Sommige andere clubs fronsten de wenkbrauwen toen ze van deze “abracadabra”-truc hoorden, maar Van Daele vindt dat niet terecht. “Waarom zou men jaloers zijn als een club met goed nieuws op de proppen komt ?” vraagt hij zich af. “Zelf juich ik toe dat de stad Gent de plaatselijke eersteklasser wil onderbrengen in een fonkelnieuw stadion en ook een krediet toestaat van 22 miljoen euro. Zonder rechtstreekse of onrechtstreekse hulp van de overheid kan geen enkele eersteklasser overleven. Alles moet wel wettelijk en transparant verlopen. En bij ons is dat ook het geval geweest. De schulden voor twee leningen van sponsors en particuliere partners aan ExcelFoot zijn kwijtgescholden. Twee leningen op tien jaar van de intercommunale IEG, respectievelijk voor bedragen van 1,86 miljoen en 2 miljoen euro, werden omgezet in sponsoring. Daar is nog wel wat betwisting rond, maar ik maak me sterk dat we het probleem snel zullen kunnen oplossen.”

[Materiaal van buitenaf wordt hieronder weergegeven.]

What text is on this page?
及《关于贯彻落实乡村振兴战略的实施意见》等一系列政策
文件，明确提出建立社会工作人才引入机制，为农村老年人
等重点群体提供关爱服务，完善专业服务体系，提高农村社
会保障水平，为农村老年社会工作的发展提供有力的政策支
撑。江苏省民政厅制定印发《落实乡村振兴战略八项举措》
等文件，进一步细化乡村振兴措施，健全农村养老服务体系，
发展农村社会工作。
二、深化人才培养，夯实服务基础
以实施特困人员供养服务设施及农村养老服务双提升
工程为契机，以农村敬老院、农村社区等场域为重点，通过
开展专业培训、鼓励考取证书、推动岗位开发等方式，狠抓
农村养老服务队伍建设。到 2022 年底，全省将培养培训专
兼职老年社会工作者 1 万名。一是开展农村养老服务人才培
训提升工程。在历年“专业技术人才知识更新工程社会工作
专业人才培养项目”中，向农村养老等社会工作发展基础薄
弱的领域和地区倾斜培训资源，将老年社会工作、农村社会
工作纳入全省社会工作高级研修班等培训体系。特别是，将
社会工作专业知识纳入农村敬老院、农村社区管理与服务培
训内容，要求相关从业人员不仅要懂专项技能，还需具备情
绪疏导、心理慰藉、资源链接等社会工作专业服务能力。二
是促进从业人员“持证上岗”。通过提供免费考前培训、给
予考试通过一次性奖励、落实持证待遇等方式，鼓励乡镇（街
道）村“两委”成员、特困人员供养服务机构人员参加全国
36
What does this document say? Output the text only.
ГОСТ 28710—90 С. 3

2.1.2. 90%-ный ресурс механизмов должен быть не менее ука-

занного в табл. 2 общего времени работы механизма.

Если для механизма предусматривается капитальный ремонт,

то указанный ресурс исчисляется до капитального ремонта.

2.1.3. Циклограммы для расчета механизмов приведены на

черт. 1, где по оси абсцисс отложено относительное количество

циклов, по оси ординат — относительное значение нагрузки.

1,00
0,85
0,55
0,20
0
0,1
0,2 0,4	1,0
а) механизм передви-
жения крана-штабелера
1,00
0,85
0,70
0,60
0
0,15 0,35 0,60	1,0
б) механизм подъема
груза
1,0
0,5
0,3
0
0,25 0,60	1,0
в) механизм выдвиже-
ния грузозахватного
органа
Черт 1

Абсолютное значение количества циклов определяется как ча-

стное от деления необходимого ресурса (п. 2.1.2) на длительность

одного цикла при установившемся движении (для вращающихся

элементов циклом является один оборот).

De licentiecommissie zal in oktober al een controle uitvoeren. “We moeten in ieder geval een kwartaalbalans voorleggen en bewijzen dat we de afbetalingsplannen strikt respecteren. Dat stoort me niet, op voorwaarde dat alle clubs aan dezelfde verplichtingen moeten voldoen en dat de gegevens worden overgemaakt aan een extern auditcomité in plaats van aan onze rechtstreekse concurrenten in de eerste klasse. Permanente controle is geen slechte zaak op voorwaarde dat men er een evenwicht in vindt : het geeft geen pas om meer tijd te besteden aan verslag uitbrengen over het beheer dan aan het beheer zelf.” De besparingsdrang zorgt ervoor dat er geen dure transfers meer zullen komen. “Ook salarissen zoals in de tijd van MboMpenza, NenadJestrovic of MarcinZewlakow zullen er niet meer bij zijn. Zoals andere clubs zullen we elk seizoen jong talent moeten opsporen, dat we dan wellicht niet lang bij ons zullen kunnen houden. Maar als we een redelijke vergoeding willen krijgen, moeten we een financiële buffer opbouwen. Anders zullen andere clubs van onze situatie profiteren door bijvoorbeeld maar 500.000 euro te betalen voor een speler die een stuk meer waard is.”

Stuntprijzen

In een interview met Le Soir zou de voorzitter verklaard hebben dat de club opnieuw in moeilijkheden zou komen als er niet gemiddeld vijf- à zesduizend toeschouwers komen kijken. Maar in de openingsmatch tegen Cercle waren er volgens de club maar drieduizend kijkers. Dat ziet er dus niet zo best uit. “Het cijfer dat ik naar voor schoof, is wenselijk maar niet levensnoodzakelijk. Het zou wel goed zijn om opnieuw de sfeer van vroeger in het stadion te krijgen. In dat verband overwegen we om de “kop” weer van achter het doel naar de zijkant te verhuizen, zoals in onze eerste twee seizoenen in eerste. Dat er tegen Cercle weinig volk was, had ook te maken met de vakantieperiode en met het feit dat de abonnementenwerving door de problemen om de licentie te halen laat op gang was gekomen. Ik wanhoop niet. Bij de laatste match van vorig seizoen, tegen Genk, boden we tickets aan voor 1 euro en toen zat het stadion zo goed als vol. De prijs speelt dus wel degelijk een rol voor onze fans. Daarom plannen we binnenkort opnieuw acties met stuntprijzen.”